The walled city of Évora with its Chapel of bones, Prata Aqueduct, Roman temple and many other wonders! A world heritage UNESCO site, a member of the “Most Ancient European Towns Network” and more than 5000 years old! Driving from Lisbon to Évora 83 miles (134 kms) takes 1½ hours. The drive is relaxing and scenic. You can also get here by train or bus.
Trains depart from Lisbon’s Oriente Station, connected to the Red Metro Line and located within the Parque das Nações area. Évora Train Station is the final stop on the service from Lisbon and south of the city. It takes 10 minutes to walk (500 mts) along the Avenida dos Combatentes da Grande Guerra to the city walls.
Buses for Évora depart hourly from Lisbon’s Sete Rios Bus Station, served by the Jardim Zoológico Metro Station on the Blue Metro Line. Évora Bus Station is on the west side of the city, a 200 mts walk to the city walls. Once you get into the walled city, all roads lead to the main square, Giraldo. In fact, the Henriquina fountain located in the square, dating back to 1570, includes eight jets symbolizing the eight streets that lead to the square. To see more pictures, click here.
The atmosphere here is wonderful. People are friendly, smiling and helpful. The lane on the right of the church of Saint Andrew (Santo Antão) will take you north through the city streets till you eventually come to the highway leading to the Spanish city of Badajoz. Here you will find the famed Prata aqueduct.
The aqueduct bisects the city resulting in the construction of houses, shops and cafés built between the arches as in the areas of Rua da Cano, Travessa das Nunes and Rua do Salvador street. It is fascinating to see houses and shops intertwined within the arches. To see more pictures, click here.
The city was once upon a time, walled. Some of the walls still exist and in some cases, modern construction is built keeping the wall within the new development. Below is one part of the wall that is not touched.
The Cathedral of Évora is truly glorious and I got the worst picture of it but would still like to share it with you as it will give you an idea of how grand it is. You will come upon it when walking south from the aqueduct on the east ring road within the walled city.

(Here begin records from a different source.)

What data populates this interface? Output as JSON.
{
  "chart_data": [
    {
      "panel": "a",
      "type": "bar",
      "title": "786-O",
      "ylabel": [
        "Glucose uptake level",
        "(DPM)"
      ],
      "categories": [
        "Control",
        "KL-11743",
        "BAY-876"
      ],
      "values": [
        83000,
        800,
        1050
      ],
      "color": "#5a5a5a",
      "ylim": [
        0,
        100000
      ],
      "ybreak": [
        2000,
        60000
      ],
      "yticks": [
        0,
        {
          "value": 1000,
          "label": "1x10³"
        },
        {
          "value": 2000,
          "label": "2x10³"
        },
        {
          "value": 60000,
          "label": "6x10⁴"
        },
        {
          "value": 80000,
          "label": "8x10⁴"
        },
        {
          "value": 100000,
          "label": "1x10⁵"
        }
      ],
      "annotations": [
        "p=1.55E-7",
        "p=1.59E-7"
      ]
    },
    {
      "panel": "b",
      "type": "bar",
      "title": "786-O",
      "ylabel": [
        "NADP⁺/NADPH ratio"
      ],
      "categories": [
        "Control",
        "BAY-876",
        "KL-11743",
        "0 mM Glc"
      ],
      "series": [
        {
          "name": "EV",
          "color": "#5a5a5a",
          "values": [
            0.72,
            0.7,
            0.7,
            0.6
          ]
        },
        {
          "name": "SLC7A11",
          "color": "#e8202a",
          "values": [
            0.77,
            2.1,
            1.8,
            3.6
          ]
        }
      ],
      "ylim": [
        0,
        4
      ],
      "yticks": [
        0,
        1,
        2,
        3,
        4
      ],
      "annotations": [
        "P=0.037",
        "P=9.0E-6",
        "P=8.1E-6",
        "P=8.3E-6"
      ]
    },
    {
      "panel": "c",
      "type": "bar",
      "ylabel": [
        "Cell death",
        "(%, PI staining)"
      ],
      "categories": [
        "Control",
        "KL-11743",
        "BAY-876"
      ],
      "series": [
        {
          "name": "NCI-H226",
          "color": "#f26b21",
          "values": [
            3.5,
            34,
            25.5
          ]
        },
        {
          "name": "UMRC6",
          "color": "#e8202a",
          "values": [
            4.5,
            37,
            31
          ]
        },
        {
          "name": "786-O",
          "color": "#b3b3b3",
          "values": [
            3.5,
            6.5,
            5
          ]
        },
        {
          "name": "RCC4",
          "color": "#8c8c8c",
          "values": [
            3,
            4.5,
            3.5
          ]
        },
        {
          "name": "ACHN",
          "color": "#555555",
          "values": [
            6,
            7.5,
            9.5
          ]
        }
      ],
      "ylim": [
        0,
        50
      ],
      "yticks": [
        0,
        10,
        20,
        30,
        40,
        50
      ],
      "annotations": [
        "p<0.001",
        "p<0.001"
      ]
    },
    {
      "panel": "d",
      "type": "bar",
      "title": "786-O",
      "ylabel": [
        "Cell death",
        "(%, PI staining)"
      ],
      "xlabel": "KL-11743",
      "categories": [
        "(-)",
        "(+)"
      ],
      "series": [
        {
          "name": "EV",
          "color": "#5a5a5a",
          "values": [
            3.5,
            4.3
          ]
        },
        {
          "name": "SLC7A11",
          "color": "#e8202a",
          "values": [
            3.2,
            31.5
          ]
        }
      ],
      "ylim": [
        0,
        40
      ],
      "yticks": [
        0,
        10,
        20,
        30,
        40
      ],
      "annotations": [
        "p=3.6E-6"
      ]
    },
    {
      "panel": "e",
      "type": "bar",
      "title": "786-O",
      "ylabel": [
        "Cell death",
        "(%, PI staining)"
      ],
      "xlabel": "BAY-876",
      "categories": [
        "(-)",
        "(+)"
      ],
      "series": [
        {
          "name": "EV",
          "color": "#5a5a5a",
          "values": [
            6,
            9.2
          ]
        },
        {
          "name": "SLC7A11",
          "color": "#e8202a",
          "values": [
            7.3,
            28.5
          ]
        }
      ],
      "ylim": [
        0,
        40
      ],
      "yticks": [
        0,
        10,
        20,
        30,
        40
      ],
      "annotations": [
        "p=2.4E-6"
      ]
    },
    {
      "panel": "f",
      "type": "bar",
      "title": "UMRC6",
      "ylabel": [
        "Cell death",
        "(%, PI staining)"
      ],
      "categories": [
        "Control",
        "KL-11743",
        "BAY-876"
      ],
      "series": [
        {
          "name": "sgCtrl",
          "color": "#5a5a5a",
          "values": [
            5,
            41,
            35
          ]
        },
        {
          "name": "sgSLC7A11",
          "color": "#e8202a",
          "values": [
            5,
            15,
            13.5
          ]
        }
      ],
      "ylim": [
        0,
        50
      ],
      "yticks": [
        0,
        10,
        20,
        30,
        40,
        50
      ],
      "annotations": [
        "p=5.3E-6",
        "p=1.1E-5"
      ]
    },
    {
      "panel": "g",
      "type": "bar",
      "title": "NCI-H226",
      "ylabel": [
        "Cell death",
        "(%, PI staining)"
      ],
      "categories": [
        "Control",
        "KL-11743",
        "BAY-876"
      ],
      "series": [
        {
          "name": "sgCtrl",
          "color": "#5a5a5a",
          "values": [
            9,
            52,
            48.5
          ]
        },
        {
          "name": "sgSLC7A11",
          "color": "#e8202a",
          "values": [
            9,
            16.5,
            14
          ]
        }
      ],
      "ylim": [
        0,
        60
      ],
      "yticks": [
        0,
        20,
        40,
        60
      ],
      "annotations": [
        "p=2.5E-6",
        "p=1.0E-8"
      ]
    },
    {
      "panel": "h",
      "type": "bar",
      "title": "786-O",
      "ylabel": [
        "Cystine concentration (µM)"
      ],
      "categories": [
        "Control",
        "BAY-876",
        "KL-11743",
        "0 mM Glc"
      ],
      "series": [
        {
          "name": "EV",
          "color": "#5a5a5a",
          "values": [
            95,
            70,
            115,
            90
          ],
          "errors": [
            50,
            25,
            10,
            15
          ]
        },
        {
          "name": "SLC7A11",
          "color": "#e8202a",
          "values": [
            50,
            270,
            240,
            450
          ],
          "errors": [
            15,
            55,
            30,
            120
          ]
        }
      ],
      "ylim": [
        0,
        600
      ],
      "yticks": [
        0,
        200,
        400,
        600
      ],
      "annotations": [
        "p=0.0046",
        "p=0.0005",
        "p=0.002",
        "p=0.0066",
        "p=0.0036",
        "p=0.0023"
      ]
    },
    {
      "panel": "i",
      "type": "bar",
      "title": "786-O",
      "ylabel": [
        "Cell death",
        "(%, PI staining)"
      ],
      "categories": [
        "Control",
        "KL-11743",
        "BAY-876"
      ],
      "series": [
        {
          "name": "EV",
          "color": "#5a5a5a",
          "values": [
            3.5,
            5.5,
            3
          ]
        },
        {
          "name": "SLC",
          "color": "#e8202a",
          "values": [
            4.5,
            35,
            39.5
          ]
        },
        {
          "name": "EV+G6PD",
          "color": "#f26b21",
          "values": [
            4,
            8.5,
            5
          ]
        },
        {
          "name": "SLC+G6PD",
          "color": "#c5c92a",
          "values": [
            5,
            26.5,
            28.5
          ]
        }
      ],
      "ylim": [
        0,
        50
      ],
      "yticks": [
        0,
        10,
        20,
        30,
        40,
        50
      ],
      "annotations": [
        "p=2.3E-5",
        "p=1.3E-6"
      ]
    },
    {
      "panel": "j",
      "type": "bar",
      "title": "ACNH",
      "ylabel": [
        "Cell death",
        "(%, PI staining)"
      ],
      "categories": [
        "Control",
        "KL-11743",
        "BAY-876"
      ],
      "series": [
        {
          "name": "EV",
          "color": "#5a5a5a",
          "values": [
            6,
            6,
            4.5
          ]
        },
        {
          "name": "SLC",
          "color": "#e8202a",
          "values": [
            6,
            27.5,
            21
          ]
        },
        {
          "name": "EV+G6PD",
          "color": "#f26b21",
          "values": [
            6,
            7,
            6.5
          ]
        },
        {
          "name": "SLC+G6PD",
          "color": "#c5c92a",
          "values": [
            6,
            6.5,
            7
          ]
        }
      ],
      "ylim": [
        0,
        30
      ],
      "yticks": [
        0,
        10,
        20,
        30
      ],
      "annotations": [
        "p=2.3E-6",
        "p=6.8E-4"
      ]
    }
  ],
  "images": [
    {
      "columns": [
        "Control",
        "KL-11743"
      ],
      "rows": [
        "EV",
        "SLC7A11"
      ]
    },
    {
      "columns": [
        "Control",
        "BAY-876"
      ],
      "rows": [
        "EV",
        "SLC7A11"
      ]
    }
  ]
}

A few meters north of the Cathedral, you will come upon Évora’s most famous landmark, the ruins of the Roman Temple. There are fourteen granite columns still standing in this 1st century marvel. To see more pictures, click here.
Walking south from the Roman Temple, you will come upon the 16th century church of Nossa Senhora da Graça (Igreja da Graça). This former convent, is now used by the Portuguese armed forces.
A block west you will come upon one of the best known monuments in Évora, the Chapel of Bones. It is a small interior Chapel located next to the entrance of the Church of St. Francis. The interior walls are covered and decorated with human skulls and bones, the Chapel gets its name because of this.
Évora is a little city and I would recommend you spend a night here. There are inexpensive, clean and comfy hotels here also B&B’s. It is nice to wake up in the morning and take a leisurely stroll through the streets and watch it wake up. Grab breakfast in a local bakery, everything is fresh, clean and tasty. Also, dinner can be a treat if you select a restaurant wisely. Walk around, browse menus, make your choice. Many offer local delicacies. We chose to drive here and make it a one night stop on our way to the Algarve region. It was a good choice although, Évora can also be a one day excursion from Lisbon. Taking the first train from there and the last train back from Évora.
- We felt very safe here, walking around the city is relaxed, and friendly. People will assist you.
- Food is priced by European standards which is a bit on the costly side but it is clean and fresh.
- Local hotels are very gracious, helpful and understanding if you need anything.
- You can walk inside the walled city and do not need to take a taxi.